The action was brought to obtain an accounting and the distribution of the proceeds of property sold under a contract executed by the defendants. The complaint stated the contract to have been made upon the settlement of disputes concerning accounts between the parties. By their answer the defendants alleged that errors intervened in the accounts which they had discovered, diminishing their liability under the agreement. As a relief, they demanded judgment that they should be allowed to prove these errors and mistakes, and that the amounts otherwise mentioned should accordingly be corrected. By way of reply to this part of the defendants’ answer, it was alleged that the defendants had delayed so long before attempting to correct the alleged errors, mistakes, and untrue charges that they had been guilty of such gross and culpable negligence, carelessness, and loches as not to be entitled to consideration in a court of equity, or to the reformation asked for in the answer; and it was to this part of the reply that the demurrer was interposed, upon the ground that it failed to state facts sufficient to constitute a reply or for the avofclance of the counter-claim.

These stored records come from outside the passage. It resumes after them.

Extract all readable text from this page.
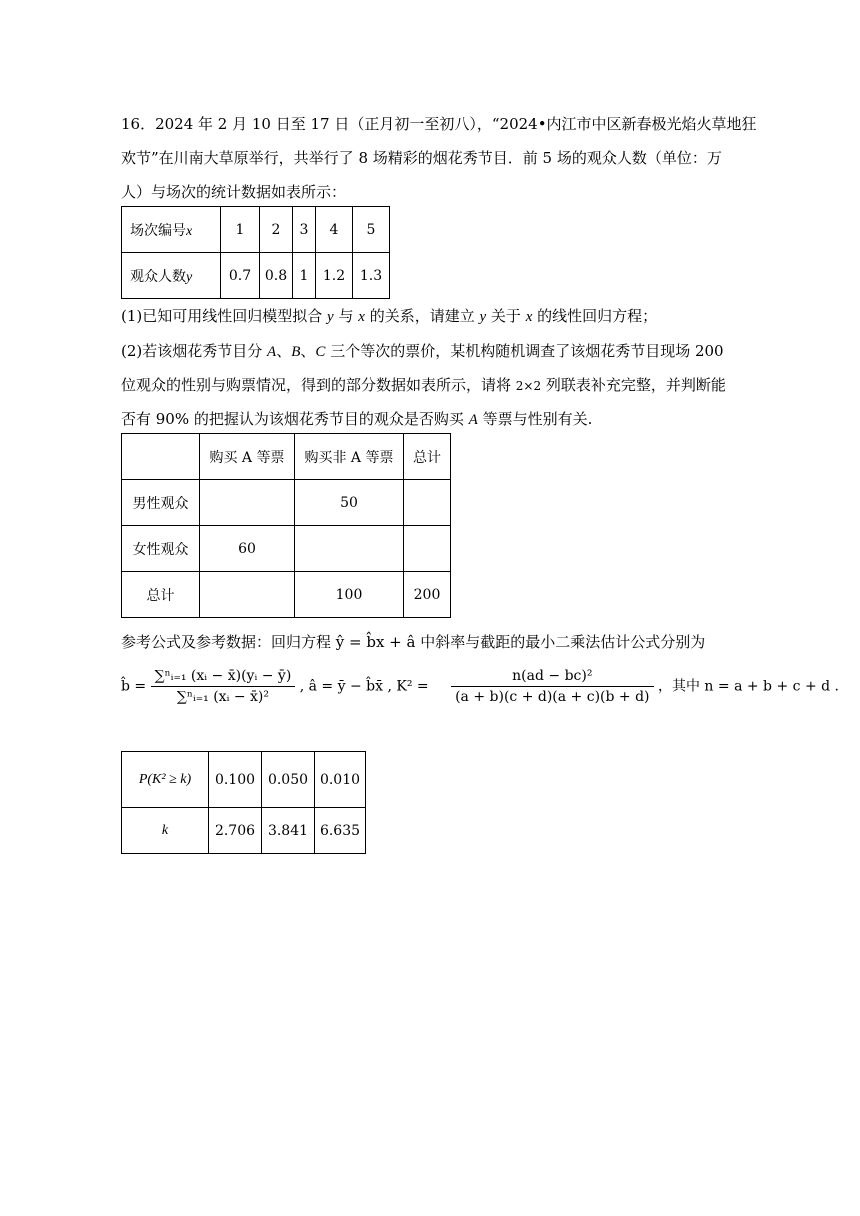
16．2024 年 2 月 10 日至 17 日（正月初一至初八），“2024•内江市中区新春极光焰火草地狂
欢节”在川南大草原举行，共举行了 8 场精彩的烟花秀节目．前 5 场的观众人数（单位：万
人）与场次的统计数据如表所示：
场次编号x	1	2	3	4	5
观众人数y	0.7	0.8	1	1.2	1.3
(1)已知可用线性回归模型拟合 y 与 x 的关系，请建立 y 关于 x 的线性回归方程；
(2)若该烟花秀节目分 A、B、C 三个等次的票价，某机构随机调查了该烟花秀节目现场 200
位观众的性别与购票情况，得到的部分数据如表所示，请将 2×2 列联表补充完整，并判断能
否有 90% 的把握认为该烟花秀节目的观众是否购买 A 等票与性别有关.
	购买 A 等票	购买非 A 等票	总计
男性观众		50	
女性观众	60		
总计		100	200
参考公式及参考数据：回归方程 ŷ = b̂x + â 中斜率与截距的最小二乘法估计公式分别为
b̂ = $\frac{\text{∑ⁿᵢ₌₁ (xᵢ − x̄)(yᵢ − ȳ)}}{\text{∑ⁿᵢ₌₁ (xᵢ − x̄)²}}$ , â = ȳ − b̂x̄ , $K^2 = \frac{\text{n(ad − bc)²}}{(a + b)(c + d)(a + c)(b + d)}$ ，其中 n = a + b + c + d .
P(K² ≥ k)	0.100	0.050	0.010
k	2.706	3.841	6.635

No fact whatever was inserted in this part of the reply that did not already appear from the complaint and the answer. It was alleged as a fact in this portion of the answer that the errors and mistakes were discovered by defendants on or about the 1st of March, 1887, and that they then made them known to the plaintiff, and required a correction of the same, but that the plaintiff refused to comply with that request. The counter-claim relied on in the answer was for the correction of errors or mistakes alleged to have been included in the accounting mentioned in the agreement, and, if such mistakes did in fact exist, their allowance would result in reducing the liability asserted by the plaintiff under the agreement. The counter-claim set forth was not so much for the correction of the agreement itself as it was for the correction of the accounting, and the defense, for that reason, is not strictly within the authorities referred to by the plaintiff. If the defendants have forfeited their right to relief by delay or negligence, that fact will appear by the proof, which must be given to support their answer. Whatever defect may in this respect exist in their case has in no way been extended or changed by the reply; for it is not alleged that any other delay has arisen than that appearing on the face of the answer itself, and an inference from those facts, which is all that tills part of the reply includes, will not form the subject-matter of a reply. If the reply had stated that the errors and mistakes mentioned in the answer had come to the knowledge of the defendants at some assignable period of time different from that mentioned in the answer, then it might be substantially capable of being supported, but it contains no such averment. But all that it has stated upon this subject is apparently by way of argument, from the facts previously disclosed by the pleadings, and a reply has not been rendered necessary for the presentation of that argument. As this division of the reply contained a statement of no fact by way of answer to the defendants’ counter-claim, the demurrer taken to it by defendants should have been sustained. The interlocutory judgment, therefore, should be reversed, and a judgment entered sustaining the demurrer. But, inasmuch as the defendants’ pleading is not entirely free from defect, the costs of the appeal should be allowed to abide the event of the action. All concur.